Foi pensando em não perder o bonde da história que o Sincomércio decidiu abrir as portas, detonando o processo que seus dirigentes entendem ser o novo sindicalismo. Ou seja, tanto a sede de Santo André quanto a de São Bernardo têm como premissa máxima dar toda retaguarda ao setor varejista da região, associado ou não, cuja base é estimada em 30 mil estabelecimentos. "Não por acaso estamos desde agosto com um trabalho pesado nas ruas, a fim de informar à base que o sindicato é um prestador de serviços, mas com excelência" -- informa Ricardo Fioravanti.

Prestação de serviços, aliás, foi exatamente o caminho encontrado pelo Sincomércio para fugir da dependência financeira das contribuições dos associados. Entre as fontes alternativas para geração de recursos está o aluguel de salas para realização de cursos e de auditório com 60 lugares, na sede de Santo André, cujas obras de ampliação terminaram em agosto. Praticamente as mesmas opções são oferecidas em São Bernardo.

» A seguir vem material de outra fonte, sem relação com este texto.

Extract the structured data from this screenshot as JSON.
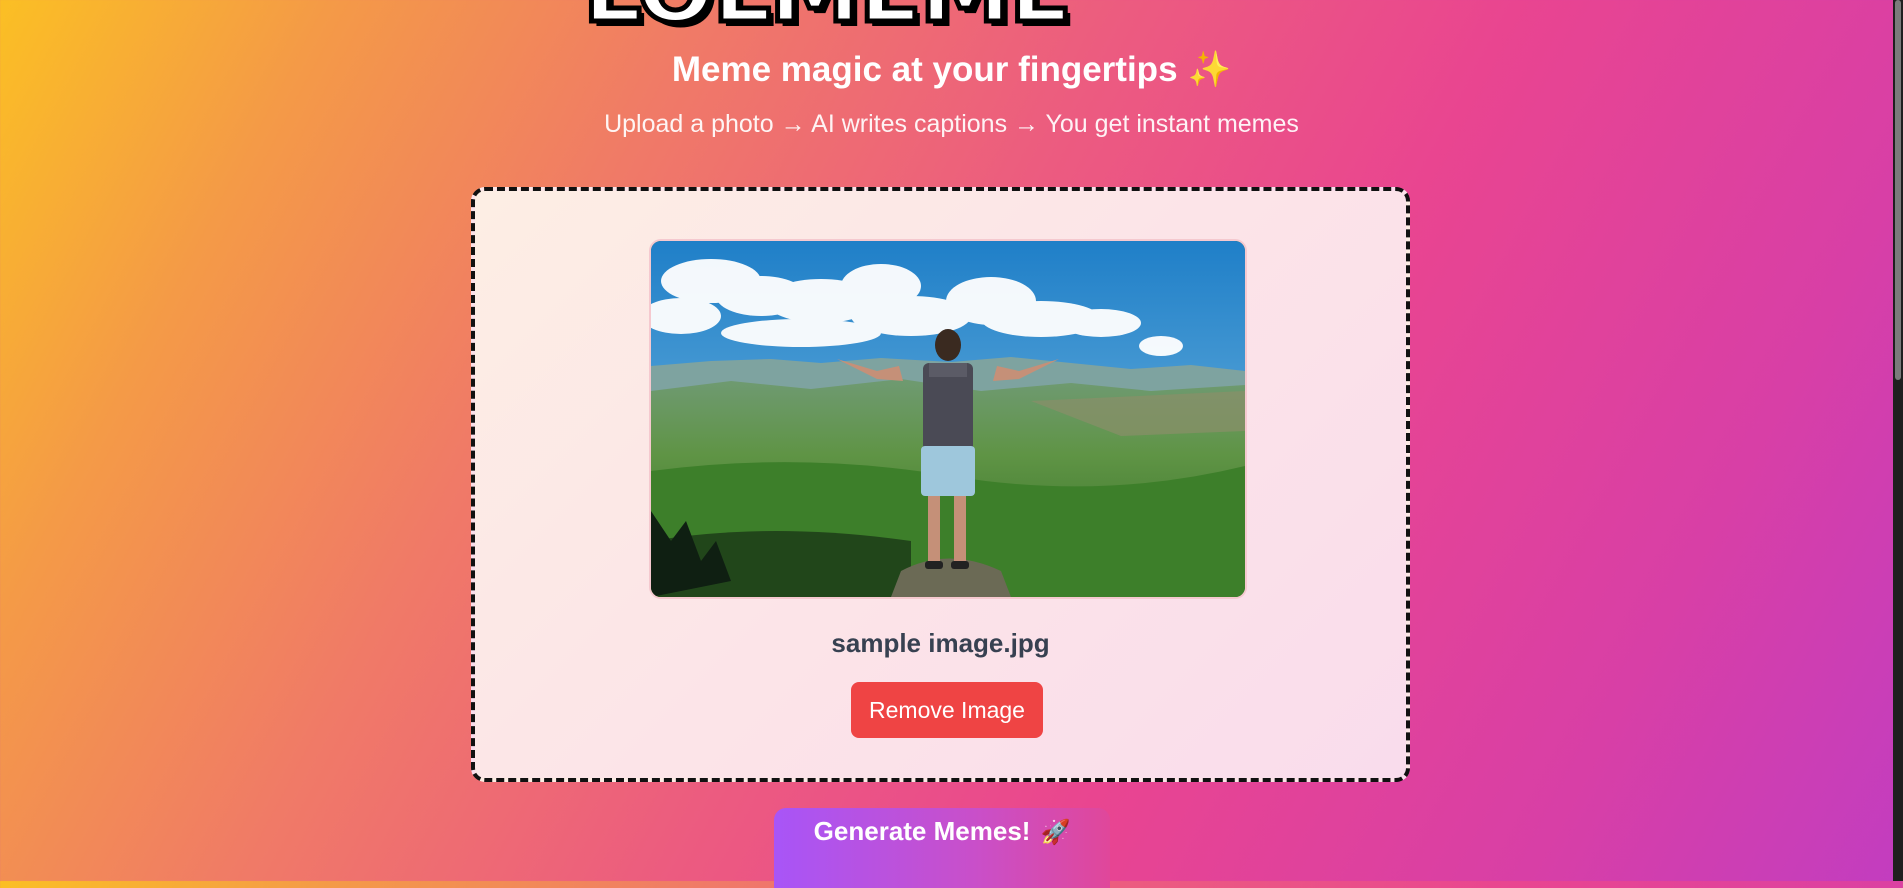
{
  "header": {
    "logo_text": "LOLMEME",
    "tagline": "Meme magic at your fingertips",
    "tagline_emoji": "✨",
    "subtitle": "Upload a photo → AI writes captions → You get instant memes"
  },
  "upload": {
    "file_name": "sample image.jpg",
    "remove_label": "Remove Image"
  },
  "actions": {
    "generate_label": "Generate Memes!",
    "generate_emoji": "🚀"
  },
  "colors": {
    "remove_button": "#ef4444",
    "generate_start": "#a855f7",
    "generate_end": "#e0479a"
  }
}
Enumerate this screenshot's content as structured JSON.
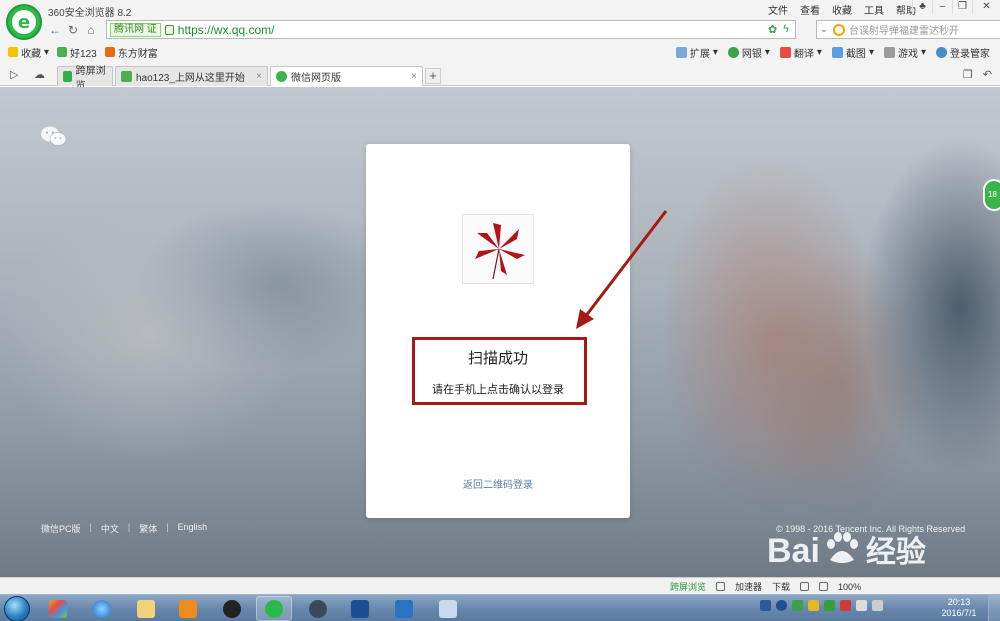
{
  "window": {
    "title": "360安全浏览器 8.2",
    "menu": [
      "文件",
      "查看",
      "收藏",
      "工具",
      "帮助"
    ]
  },
  "nav": {
    "site_badge": "腾讯网",
    "site_badge_cert": "证",
    "url": "https://wx.qq.com/",
    "search_placeholder": "台误射导弹福建雷达秒开"
  },
  "favorites": {
    "items": [
      "收藏",
      "好123",
      "东方财富"
    ],
    "tools": [
      "扩展",
      "网银",
      "翻译",
      "截图",
      "游戏",
      "登录管家"
    ]
  },
  "tabs": [
    {
      "label": "跨屏浏览",
      "active": false
    },
    {
      "label": "hao123_上网从这里开始",
      "active": false
    },
    {
      "label": "微信网页版",
      "active": true
    }
  ],
  "login": {
    "title": "扫描成功",
    "subtitle": "请在手机上点击确认以登录",
    "return_link": "返回二维码登录"
  },
  "footer": {
    "links": [
      "微信PC版",
      "中文",
      "繁体",
      "English"
    ],
    "copyright": "© 1998 - 2016 Tencent Inc. All Rights Reserved"
  },
  "side_badge": "18",
  "watermark": {
    "part1": "Bai",
    "part2": "经验"
  },
  "statusbar": {
    "items": [
      "跨屏浏览",
      "加速器",
      "下载",
      "100%"
    ]
  },
  "clock": {
    "time": "20:13",
    "date": "2016/7/1"
  },
  "colors": {
    "accent_green": "#2db84a",
    "highlight_red": "#a61a14",
    "link_blue": "#5b7fa6"
  }
}
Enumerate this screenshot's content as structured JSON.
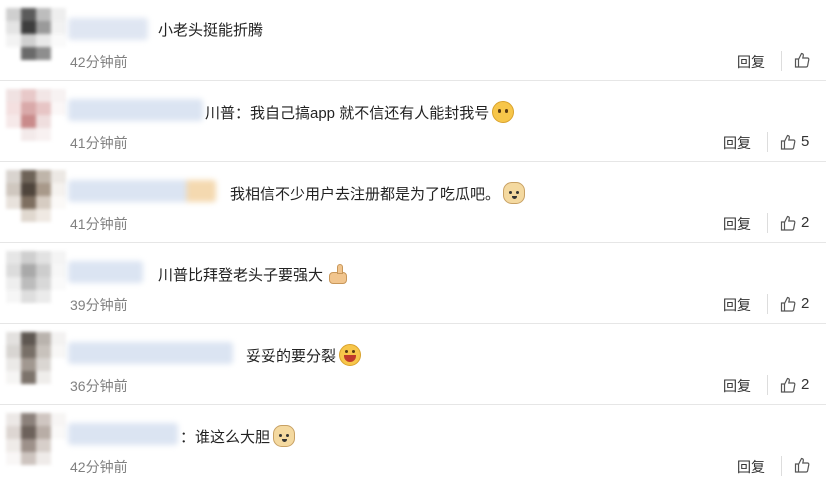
{
  "comments": [
    {
      "text": "小老头挺能折腾",
      "emoji": "",
      "time": "42分钟前",
      "reply": "回复",
      "likes": ""
    },
    {
      "text": "川普：我自己搞app 就不信还有人能封我号",
      "emoji": "face",
      "time": "41分钟前",
      "reply": "回复",
      "likes": "5"
    },
    {
      "text": "我相信不少用户去注册都是为了吃瓜吧。",
      "emoji": "doge",
      "time": "41分钟前",
      "reply": "回复",
      "likes": "2"
    },
    {
      "text": "川普比拜登老头子要强大",
      "emoji": "thumb",
      "time": "39分钟前",
      "reply": "回复",
      "likes": "2"
    },
    {
      "text": "妥妥的要分裂",
      "emoji": "grin",
      "time": "36分钟前",
      "reply": "回复",
      "likes": "2"
    },
    {
      "text": "：谁这么大胆",
      "emoji": "doge",
      "time": "42分钟前",
      "reply": "回复",
      "likes": ""
    }
  ]
}
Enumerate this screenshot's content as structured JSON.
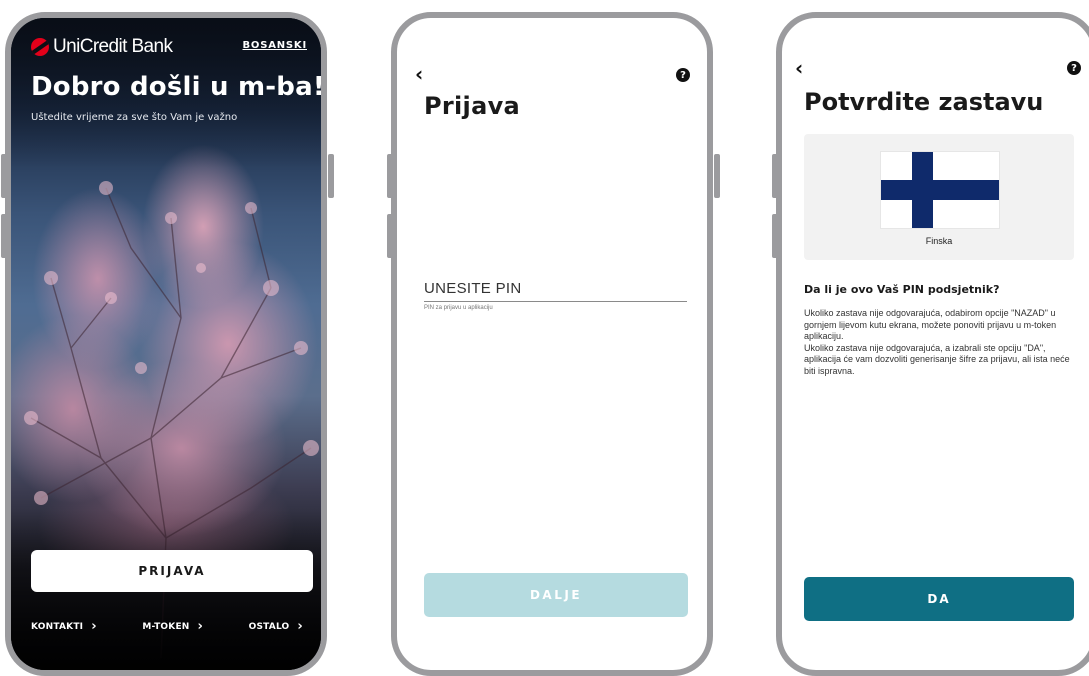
{
  "screen1": {
    "brand": "UniCredit Bank",
    "language": "BOSANSKI",
    "title": "Dobro došli u m-ba!",
    "subtitle": "Uštedite vrijeme za sve što Vam je važno",
    "login_button": "PRIJAVA",
    "links": [
      {
        "label": "KONTAKTI",
        "icon": "chevron-right-icon"
      },
      {
        "label": "M-TOKEN",
        "icon": "chevron-right-icon"
      },
      {
        "label": "OSTALO",
        "icon": "chevron-right-icon"
      }
    ]
  },
  "screen2": {
    "back_icon": "back-chevron-icon",
    "help_icon": "help-icon",
    "title": "Prijava",
    "pin_placeholder": "UNESITE PIN",
    "pin_hint": "PIN za prijavu u aplikaciju",
    "next_button": "DALJE",
    "next_button_color": "#b5dbe0"
  },
  "screen3": {
    "back_icon": "back-chevron-icon",
    "help_icon": "help-icon",
    "title": "Potvrdite zastavu",
    "flag_name": "Finska",
    "question": "Da li je ovo Vaš PIN podsjetnik?",
    "body_1": "Ukoliko zastava nije odgovarajuća, odabirom opcije \"NAZAD\" u gornjem lijevom kutu ekrana, možete ponoviti prijavu u m-token aplikaciju.",
    "body_2": "Ukoliko zastava nije odgovarajuća, a izabrali ste opciju \"DA\", aplikacija će vam dozvoliti generisanje šifre za prijavu, ali ista neće biti ispravna.",
    "confirm_button": "DA",
    "confirm_button_color": "#0f6f84",
    "flag_color": "#0f2a6b"
  }
}
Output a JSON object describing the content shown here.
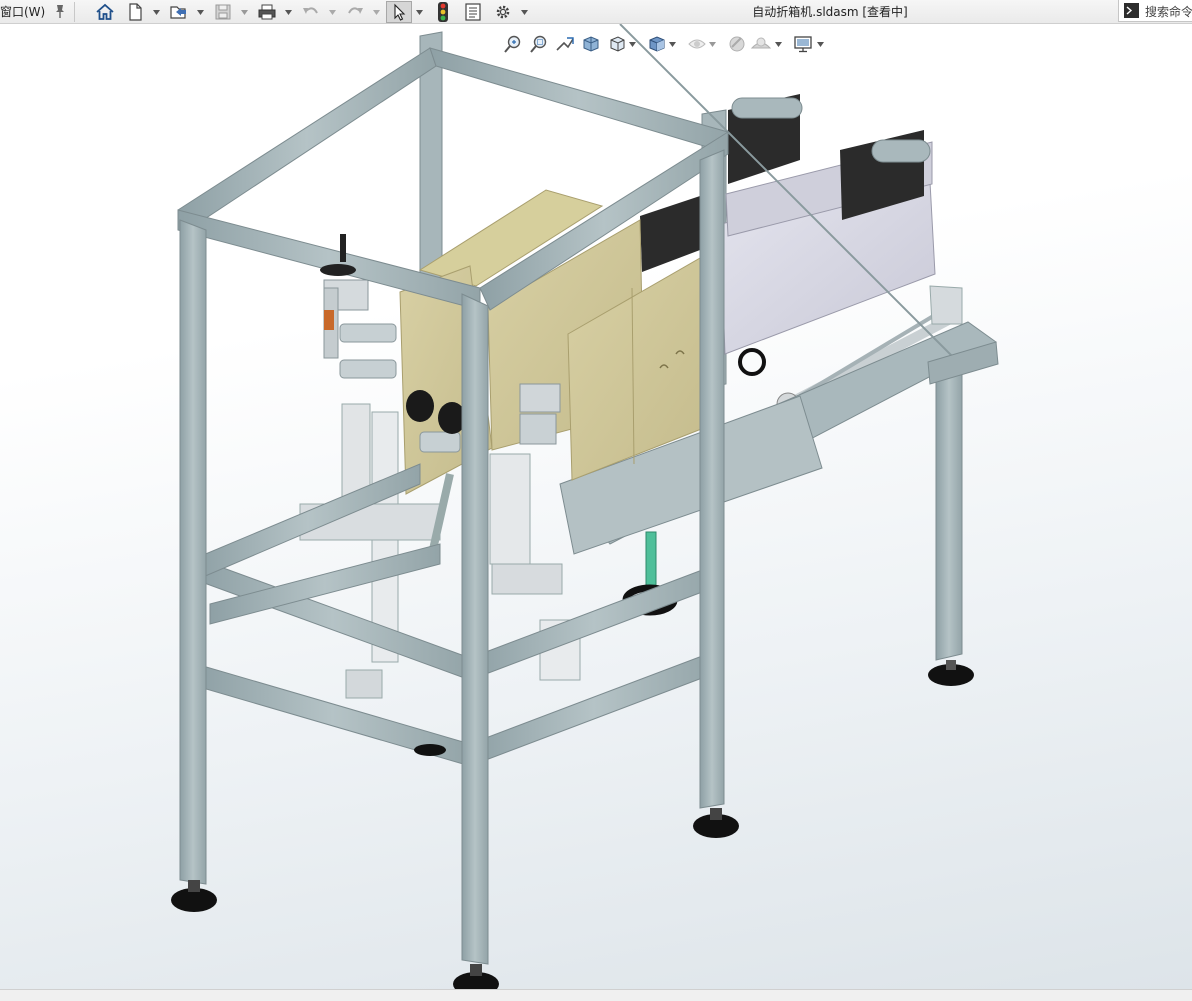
{
  "menu": {
    "window_label": "窗口(W)"
  },
  "document": {
    "title": "自动折箱机.sldasm [查看中]"
  },
  "search": {
    "placeholder": "搜索命令"
  },
  "toolbar": {
    "buttons": [
      "home-icon",
      "new-document-icon",
      "open-icon",
      "save-icon",
      "print-icon",
      "undo-icon",
      "redo-icon",
      "select-icon",
      "traffic-light-icon",
      "file-properties-icon",
      "gear-icon"
    ]
  },
  "view_toolbar": {
    "buttons": [
      "zoom-to-fit-icon",
      "zoom-to-area-icon",
      "previous-view-icon",
      "section-view-icon",
      "view-orientation-icon",
      "display-style-icon",
      "hide-show-icon",
      "edit-appearance-icon",
      "apply-scene-icon",
      "view-settings-icon"
    ]
  },
  "colors": {
    "frame": "#a9b8bc",
    "frame_dark": "#8a9a9e",
    "carton": "#cfc79a",
    "conveyor_belt": "#2b2b2b",
    "guide_panel": "#d9d9e6",
    "pneumatic": "#4fbf9a",
    "feet": "#111111",
    "select_highlight": "#d6d6d6"
  }
}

Mas é a nova sede de Santo André que parece ser a menina-dos-olhos do Sincomércio. Instalada em ampla construção de design interno moderno e prático na Rua General Glicério, conta com 10 consultórios médicos, duas salas de cursos e reuniões, três de consultoria, auditório, consultório odontológico (outro fica pronto em breve) e uma sala onde funciona o atendimento a assuntos ligados à segurança do trabalho.

Os consultórios médicos são destinados à medicina do trabalho, como exames demissional e admissional e os chamados periódicos (ao qual todos os empregados são submetidos anualmente). Ricardo Fioravanti expõe os números de atendimentos: são aproximadamente 60 exames diários. Revela também ação do Sincomércio que surpreende quem é de fora e faz estremecer a arcaica estrutura corporativista dos sindicatos de modo geral: o serviço odontológico, ao contrário do que se imagina, tem como maiores beneficiários os empregados do comércio e seus dependentes. Ou seja, é o empregado usando a estrutura do sindicato patronal para cuidar da saúde.

"Aliás, bem poucos empresários do setor se utilizam do serviço, que está sob os cuidados de dois profissionais capacitados (são professores universitários) e com preços bem abaixo dos praticados no mercado" -- comenta Fioravanti. Ele anuncia que o Sincomércio está apto a também realizar cursos para membros de Cipa (Comissão Interna de Prevenção de Acidentes) e de primeiros-socorros. As aulas poderão ser na própria entidade, na empresa ou em local determinado pelo contratante.

Clube de compras -- A incessante chegada de shoppings e de grandes redes de supermercados à região traz preocupação extra para micros e pequenos empresários do setor varejista: a ameaça constante de serem dizimados pelo poder de fogo da concorrência. Preocupado em garantir a sobrevivência dos pequenos que formam a grande rede do varejo, o Sincomércio já começou a discutir a criação de um clube de compras, que envolveria praticamente todos os ramos da área varejista.

O assunto está em fase de discussões preliminares, mas o horizonte já é visível: tornar o pequeno forte. Como? Dando-lhe maior poder de negociação com fornecedores, tanto em termos de preço quanto em prazos de pagamento, e possibilitar agilidade na obtenção de crédito. A idéia não é inédita na região. Em julho, Orlando Morando Júnior, diretor do Supermercado Morando, de São Bernardo, liderava movimento na cidade para a criação de uma associação. Objetivo imediato: usar a compra coletiva para ganhar no preço de compra e, consequentemente, maior competitividade. Morando explicava que a opção por reunir apenas pequenos mercadistas de São Paulo estava ligada à logística da distribuição.

A diferença na proposta do Sincomércio é que o clube de compras centralizaria todo o processo na região. Com isso, o poder de fogo dos pequenos varejistas seria imensamente maior.